NEW ORLEANS -- The Louisiana Superdome, which became a
symbol of the destruction wrought by the aftermath of Hurricane
Katrina and a shelter for thousands displaced by the storm, is
scheduled to be temporarily repaired.

Repairs to gaping holes in the Superdome's massive roof were to
begin Saturday. A decision on full restoration will be made in
early November when an engineering study on the structural
integrity of the building is completed, said Tim Coulon, head of
the Louisiana Stadium & Exposition District, which oversees the
operation of the Superdome.

On Wednesday, an architectural firm will be selected to design
the prospective restoration of the stadium, home to the New Orleans Saints.

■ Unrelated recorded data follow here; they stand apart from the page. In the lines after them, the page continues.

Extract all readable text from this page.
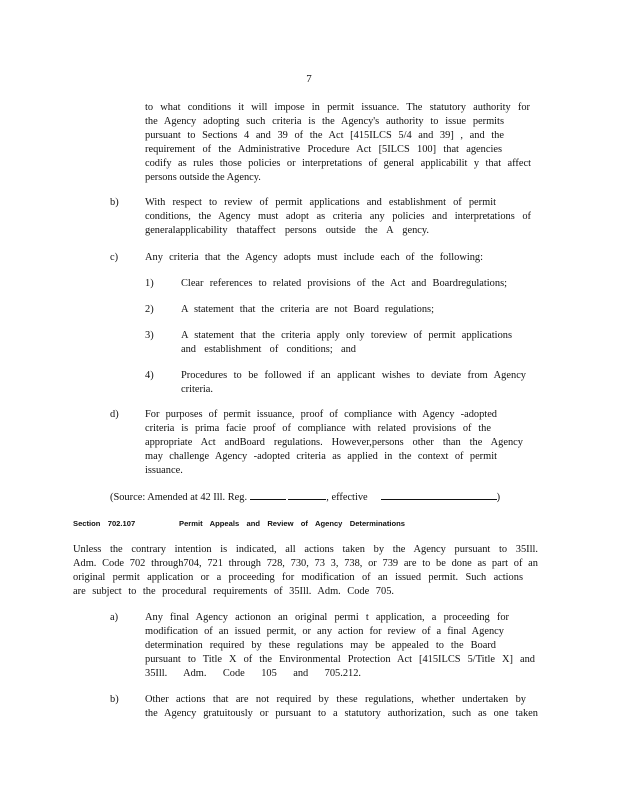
7
to what conditions it will impose in permit issuance. The statutory authority for
the Agency adopting such criteria is the Agency's authority to issue permits
pursuant to Sections 4 and 39 of the Act [415ILCS 5/4 and 39] , and the
requirement of the Administrative Procedure Act [5ILCS 100] that agencies
codify as rules those policies or interpretations of general applicabilit y that affect
persons outside the Agency.
b)	With respect to review of permit applications and establishment of permit
conditions, the Agency must adopt as criteria any policies and interpretations of
generalapplicability thataffect persons outside the A gency.
c)	Any criteria that the Agency adopts must include each of the following:
1)	Clear references to related provisions of the Act and Boardregulations;
2)	A statement that the criteria are not Board regulations;
3)	A statement that the criteria apply only toreview of permit applications
and establishment of conditions; and
4)	Procedures to be followed if an applicant wishes to deviate from Agency
criteria.
d)	For purposes of permit issuance, proof of compliance with Agency -adopted
criteria is prima facie proof of compliance with related provisions of the
appropriate Act andBoard regulations. However,persons other than the Agency
may challenge Agency -adopted criteria as applied in the context of permit
issuance.
(Source: Amended at 42 Ill. Reg.	, effective	)
Section 702.107	Permit Appeals and Review of Agency Determinations
Unless the contrary intention is indicated, all actions taken by the Agency pursuant to 35Ill.
Adm. Code 702 through704, 721 through 728, 730, 73 3, 738, or 739 are to be done as part of an
original permit application or a proceeding for modification of an issued permit. Such actions
are subject to the procedural requirements of 35Ill. Adm. Code 705.
a)	Any final Agency actionon an original permi t application, a proceeding for
modification of an issued permit, or any action for review of a final Agency
determination required by these regulations may be appealed to the Board
pursuant to Title X of the Environmental Protection Act [415ILCS 5/Title X] and
35Ill. Adm. Code 105 and 705.212.
b)	Other actions that are not required by these regulations, whether undertaken by
the Agency gratuitously or pursuant to a statutory authorization, such as one taken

The inside of the Superdome was damaged so extensively by the
hurricane and subsequent vandalism that there was talk about
demolishing it altogether. Officials now say that is unlikely.

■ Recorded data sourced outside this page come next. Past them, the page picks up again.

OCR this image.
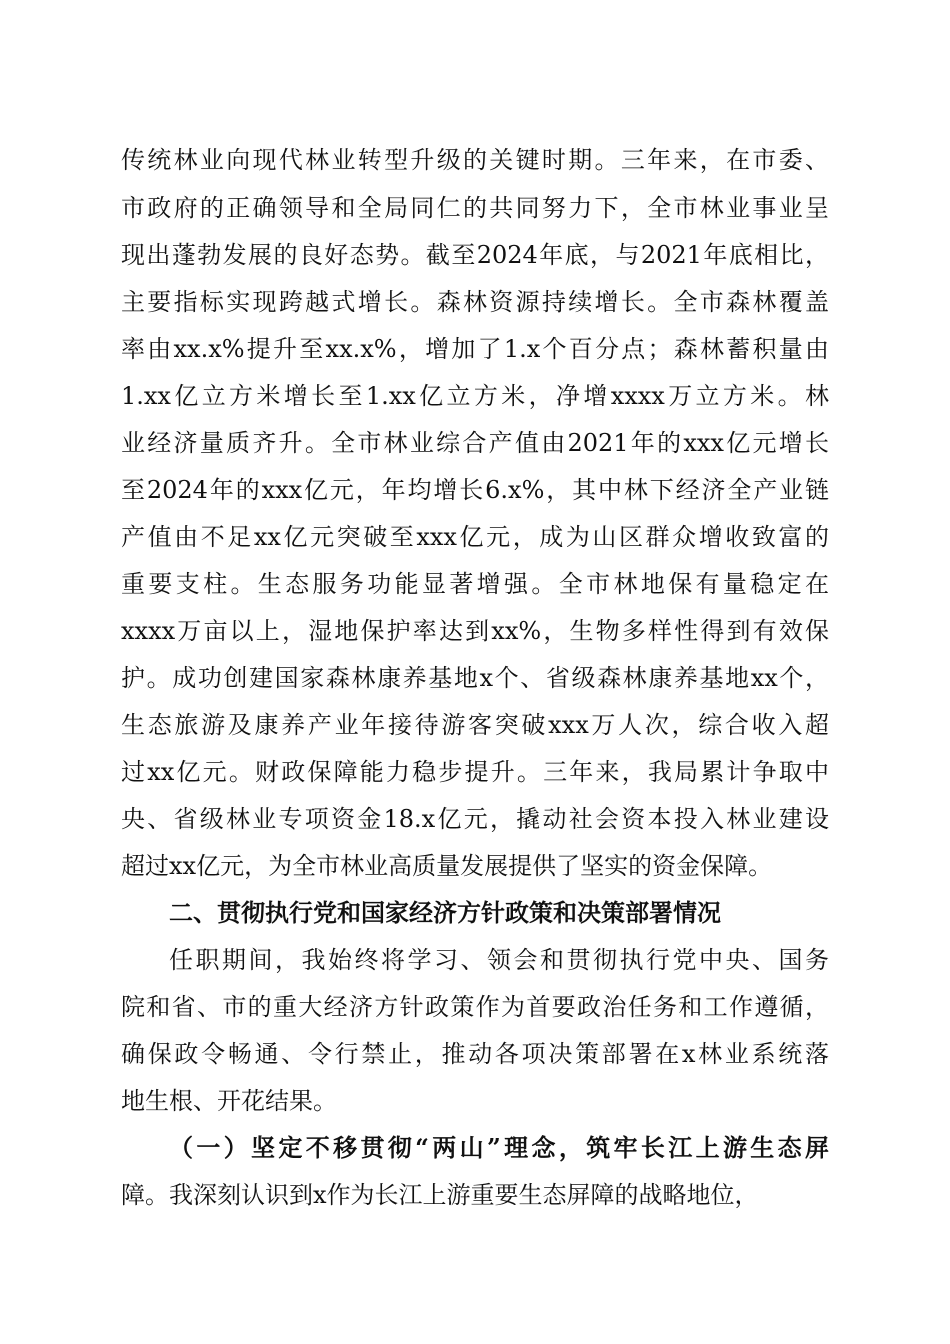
传统林业向现代林业转型升级的关键时期。三年来，在市委、
市政府的正确领导和全局同仁的共同努力下，全市林业事业呈
现出蓬勃发展的良好态势。截至2024年底，与2021年底相比，
主要指标实现跨越式增长。森林资源持续增长。全市森林覆盖
率由xx.x%提升至xx.x%，增加了1.x个百分点；森林蓄积量由
1.xx亿立方米增长至1.xx亿立方米，净增xxxx万立方米。林
业经济量质齐升。全市林业综合产值由2021年的xxx亿元增长
至2024年的xxx亿元，年均增长6.x%，其中林下经济全产业链
产值由不足xx亿元突破至xxx亿元，成为山区群众增收致富的
重要支柱。生态服务功能显著增强。全市林地保有量稳定在
xxxx万亩以上，湿地保护率达到xx%，生物多样性得到有效保
护。成功创建国家森林康养基地x个、省级森林康养基地xx个，
生态旅游及康养产业年接待游客突破xxx万人次，综合收入超
过xx亿元。财政保障能力稳步提升。三年来，我局累计争取中
央、省级林业专项资金18.x亿元，撬动社会资本投入林业建设
超过xx亿元，为全市林业高质量发展提供了坚实的资金保障。
二、贯彻执行党和国家经济方针政策和决策部署情况
任职期间，我始终将学习、领会和贯彻执行党中央、国务
院和省、市的重大经济方针政策作为首要政治任务和工作遵循，
确保政令畅通、令行禁止，推动各项决策部署在x林业系统落
地生根、开花结果。
（一）坚定不移贯彻“两山”理念，筑牢长江上游生态屏
障。我深刻认识到x作为长江上游重要生态屏障的战略地位，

Dome officials have estimated it might take 16 months to make
the building functional, Jerry W. Jones, director of facility
planning and control, said Friday.

"But I think if we had a very aggressive effort, we could get
it back in 12 months," Jones said.

If the cost of restoration were 51 percent or more of what it
would cost to replace it -- something Coulon said they don't
anticipate -- the structure would be demolished and a new one built.

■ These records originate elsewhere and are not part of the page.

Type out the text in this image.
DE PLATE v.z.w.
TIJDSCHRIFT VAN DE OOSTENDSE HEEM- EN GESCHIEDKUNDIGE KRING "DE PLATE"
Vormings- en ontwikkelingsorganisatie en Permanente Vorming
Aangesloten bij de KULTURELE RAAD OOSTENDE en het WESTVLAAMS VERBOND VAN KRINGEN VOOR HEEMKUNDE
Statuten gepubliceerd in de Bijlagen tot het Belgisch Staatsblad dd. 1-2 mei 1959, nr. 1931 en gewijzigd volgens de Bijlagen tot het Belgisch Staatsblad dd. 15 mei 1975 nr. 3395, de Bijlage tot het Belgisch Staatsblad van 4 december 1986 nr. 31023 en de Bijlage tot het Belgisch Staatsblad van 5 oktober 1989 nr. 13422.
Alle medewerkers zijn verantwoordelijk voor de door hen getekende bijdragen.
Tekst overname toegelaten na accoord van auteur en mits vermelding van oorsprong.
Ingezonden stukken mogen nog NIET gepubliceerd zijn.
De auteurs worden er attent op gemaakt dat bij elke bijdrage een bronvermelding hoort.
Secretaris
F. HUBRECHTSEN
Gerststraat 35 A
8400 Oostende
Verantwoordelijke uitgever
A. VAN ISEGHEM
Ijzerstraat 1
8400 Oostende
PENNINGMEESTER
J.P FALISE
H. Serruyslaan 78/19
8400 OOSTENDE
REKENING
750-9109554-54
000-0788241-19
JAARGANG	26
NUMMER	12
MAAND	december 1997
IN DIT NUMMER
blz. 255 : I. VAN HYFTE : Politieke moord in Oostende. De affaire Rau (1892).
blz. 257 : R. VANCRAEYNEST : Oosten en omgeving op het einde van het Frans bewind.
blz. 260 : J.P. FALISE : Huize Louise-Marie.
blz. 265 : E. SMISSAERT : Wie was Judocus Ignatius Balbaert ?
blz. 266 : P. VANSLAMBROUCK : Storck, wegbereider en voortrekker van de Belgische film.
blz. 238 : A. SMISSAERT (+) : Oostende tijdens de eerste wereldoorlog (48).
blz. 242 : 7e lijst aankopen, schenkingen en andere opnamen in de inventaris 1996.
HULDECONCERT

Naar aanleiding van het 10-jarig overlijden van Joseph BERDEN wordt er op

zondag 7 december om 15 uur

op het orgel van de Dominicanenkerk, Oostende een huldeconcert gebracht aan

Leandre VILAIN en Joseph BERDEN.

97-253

Replacing the Superdome would cost between $260 million and $270
million, he said. Initial estimates to restore the building place
the cost at more than $125 million.

"We don't know the exact scope of the work," Coulon said. "We
certainly want to restore it to pre-Katrina conditions. A decision
on whether we make improvements to facilitate using it as a shelter
should be made in the next three weeks."

The restoration process could include some of the things Saints
owner Tom Benson wanted, Coulon said.

"It may not be the total upgrade, but we will certainly have to
upgrade damaged suites and might include some seating upgrades,"
Coulon said. "It might be $30 [million] or $40 million, instead of
the entire package."

The Superdome was used as a shelter during Katrina, which struck
Aug. 29. As many as 30,000 people took refuge there for almost a
week. During that period, the power failed, leaving the interior
dark, hot and humid. Toilets backed up, refugees broke into
offices, luxury suites and restaurants, and garbage stacked up both
inside and outside.

The roof broke away in two places during the storm, allowing
rain to soak vast areas.

The adjacent New Orleans Arena, where the New Orleans Hornets
played, was used as a medical shelter. There was less damage to it,
although the locker rooms and first-floor storage area flooded.

The Saints have moved their operations to San Antonio and are
dividing home games between the Alamodome and Tiger Stadium in
Baton Rouge, La. The Sugar Bowl, New Orleans Bowl and Bayou
Classic, all played annually in the Superdome, have been moved to
other cities. The Hornets have moved their home games to Oklahoma
City.

The Saints have a contract with the state that runs through
2010, guaranteeing the team $186.5 million in state payments. Gov.
Kathleen Blanco had been attempting to re-negotiate the deal. Part
of that effort included a $174 million Superdome renovation.